По поводу вод подумалось не случайно: «девятка» въехала на Новооарбатский мост. Павел вот-вот должен был оказаться на Новом Абрате, и ощущал себя абсолютно беспомощным: ему не оставалось ничего иного, кроме как увязать всё глубже в болоте исторического центра Москвы. И вдруг в голове звякнул едва слышный звоночек: кто тут говорил про историю? Да он, Павел, и говорил — травил исторические байки москвичам и гостям столицы, будь они все вместе неладны. Делал это на протяжении десятка с хвостиком лет. Павел никогда не считал, что его профессия — профессия экскурсовода-самоучки — способна дать ему нечто большее, чем кусок хлеба с маслом. То ли весёлые солнечные брызги, принесённые ветром с Москва-реки, так основательно сполоснули Павлу мозги, то ли опасность подстегнула воображение, но он вдруг осознал, что недурственное знание города — в его ситуации — настоящий подарок судьбы. В голове словно бы нарисовалась карта местности — куда точней тех, что рассматривают географические кретины на дисплеях дорогих навигаторов в дорогих авто. Управдом начал действовать.

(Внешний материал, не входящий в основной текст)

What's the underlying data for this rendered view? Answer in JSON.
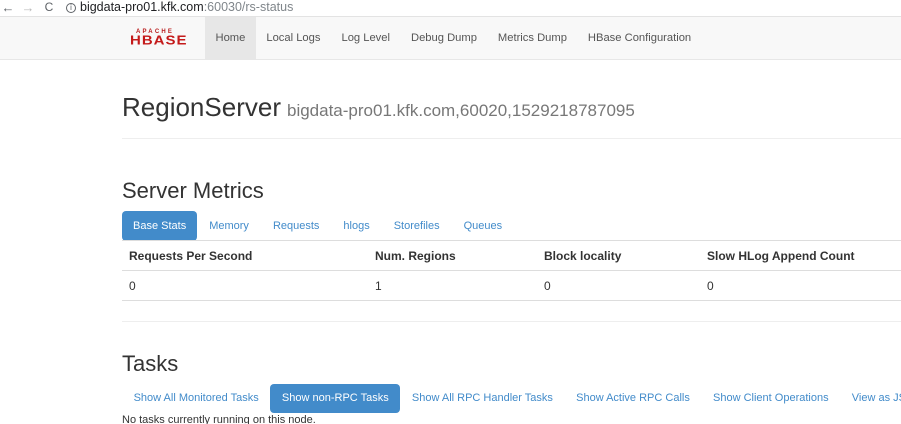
{
  "browser": {
    "url_host": "bigdata-pro01.kfk.com",
    "url_path": ":60030/rs-status",
    "back_icon": "←",
    "forward_icon": "→",
    "reload_icon": "C",
    "info_icon": "i"
  },
  "navbar": {
    "logo_apache": "APACHE",
    "logo_hbase": "HBASE",
    "links": [
      "Home",
      "Local Logs",
      "Log Level",
      "Debug Dump",
      "Metrics Dump",
      "HBase Configuration"
    ],
    "active_link": "Home"
  },
  "header": {
    "title": "RegionServer",
    "subtitle": "bigdata-pro01.kfk.com,60020,1529218787095"
  },
  "server_metrics": {
    "heading": "Server Metrics",
    "tabs": [
      "Base Stats",
      "Memory",
      "Requests",
      "hlogs",
      "Storefiles",
      "Queues"
    ],
    "active_tab": "Base Stats",
    "columns": [
      "Requests Per Second",
      "Num. Regions",
      "Block locality",
      "Slow HLog Append Count"
    ],
    "rows": [
      [
        "0",
        "1",
        "0",
        "0"
      ]
    ]
  },
  "tasks": {
    "heading": "Tasks",
    "filters": [
      "Show All Monitored Tasks",
      "Show non-RPC Tasks",
      "Show All RPC Handler Tasks",
      "Show Active RPC Calls",
      "Show Client Operations",
      "View as JSON"
    ],
    "active_filter": "Show non-RPC Tasks",
    "empty_message": "No tasks currently running on this node."
  },
  "colors": {
    "link": "#428bca",
    "active_pill_bg": "#428bca",
    "navbar_bg": "#f8f8f8",
    "logo_red": "#c41a1a"
  }
}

Едва вторгнувшись на Новый Арбат, он тут же перекочевал на Площадь Свободной России, а потом, после небольших проволочек, вырвался на Конюшковскую улицу. Он держал путь к стадиону Красная Пресня. Стадион был этаким уголком запустения в центре столицы. Во времена оны, его использовала, в качестве домашнего поля, одна из команд второй футбольной лиги, — но затем её владелец разорился, нового не нашлось, — и команда, вместе со стадионом, стали никому не нужны. Павел помнил, что, на подъездных дорожках стадиона, всегда малолюдно. Если он остановится там, — вокруг, пожалуй, не соберётся любопытной толпы, которая примется наблюдать, как один человек освобождает другого от оков смирительной рубашки.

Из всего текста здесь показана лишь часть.